Roland introduced the Micro Cube in 2005 to the delight of street buskers the world over. The compact, battery-powered amp quickly became the benchmark in portability and a fixture for anyone engaging in small-scale, spur-of-the-moment gigging in unlikely locales. Over the years, Roland has expanded the Cube family considerably in both wattage and size. This summer marks the release of the Cube GX series, which comes in 20-, 40-, and 80-watt models and builds on with the company’s COSM (composite object sound modeling) audio software to hone a formula that’s always delivered a lot of bang for the buck to players who need to cover a lot of musical ground on a budget.
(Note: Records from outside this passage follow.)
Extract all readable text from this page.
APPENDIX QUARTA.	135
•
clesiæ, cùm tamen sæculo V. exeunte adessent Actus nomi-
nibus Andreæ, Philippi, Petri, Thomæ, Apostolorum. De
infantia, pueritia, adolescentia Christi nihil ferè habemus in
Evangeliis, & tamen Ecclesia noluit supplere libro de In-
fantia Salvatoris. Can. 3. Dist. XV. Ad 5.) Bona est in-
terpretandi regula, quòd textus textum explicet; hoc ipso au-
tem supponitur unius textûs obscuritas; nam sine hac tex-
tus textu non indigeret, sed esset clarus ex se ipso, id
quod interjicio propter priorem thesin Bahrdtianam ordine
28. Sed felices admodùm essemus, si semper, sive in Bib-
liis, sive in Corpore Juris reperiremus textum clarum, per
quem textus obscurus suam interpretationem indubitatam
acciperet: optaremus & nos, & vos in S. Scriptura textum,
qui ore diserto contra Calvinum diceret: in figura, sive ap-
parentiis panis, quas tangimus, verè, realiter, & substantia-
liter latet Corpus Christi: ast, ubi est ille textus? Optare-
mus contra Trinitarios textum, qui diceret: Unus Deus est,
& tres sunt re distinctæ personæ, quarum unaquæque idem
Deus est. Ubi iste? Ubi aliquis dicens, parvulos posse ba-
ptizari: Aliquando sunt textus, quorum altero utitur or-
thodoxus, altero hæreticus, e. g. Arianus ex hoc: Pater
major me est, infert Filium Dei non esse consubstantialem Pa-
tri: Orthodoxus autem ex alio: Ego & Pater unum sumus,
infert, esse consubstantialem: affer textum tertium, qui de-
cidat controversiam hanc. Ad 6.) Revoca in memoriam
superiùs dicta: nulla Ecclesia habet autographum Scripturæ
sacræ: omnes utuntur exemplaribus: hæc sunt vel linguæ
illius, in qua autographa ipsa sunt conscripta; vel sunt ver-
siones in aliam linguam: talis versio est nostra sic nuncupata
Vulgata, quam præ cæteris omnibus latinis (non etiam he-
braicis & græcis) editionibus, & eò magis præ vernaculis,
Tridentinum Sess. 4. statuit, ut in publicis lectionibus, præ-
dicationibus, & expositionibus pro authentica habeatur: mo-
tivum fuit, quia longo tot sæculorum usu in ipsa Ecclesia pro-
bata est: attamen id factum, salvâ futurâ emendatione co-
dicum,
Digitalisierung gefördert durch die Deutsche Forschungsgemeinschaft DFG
Here, we’ll take a look at the 80-watt Cube 80GX.

Cube Control
Anyone who has spent time with previous Cube versions, especially the more recent 80XL, will be perfectly at home with the GX. And the differences in the control layout and expanded sonic possibilities are welcome developments. Like the 80XL, the 80GX has three channels—JC Clean, Lead, and Solo. JC Clean aims to capture the sound of the renowned Jazz Chorus-120, and engaging the bright switch boosts the mid and treble presence for a more cutting and crisp tone—which, when we’re talking about a JC-120, is pretty crisp. The Lead channel has a 10-position rotary switch for selecting amp type—from acoustic sounds to tweed and heavily distorted settings. The third channel is called Solo, but it’s essentially any preset you dial up and save by holding down its button.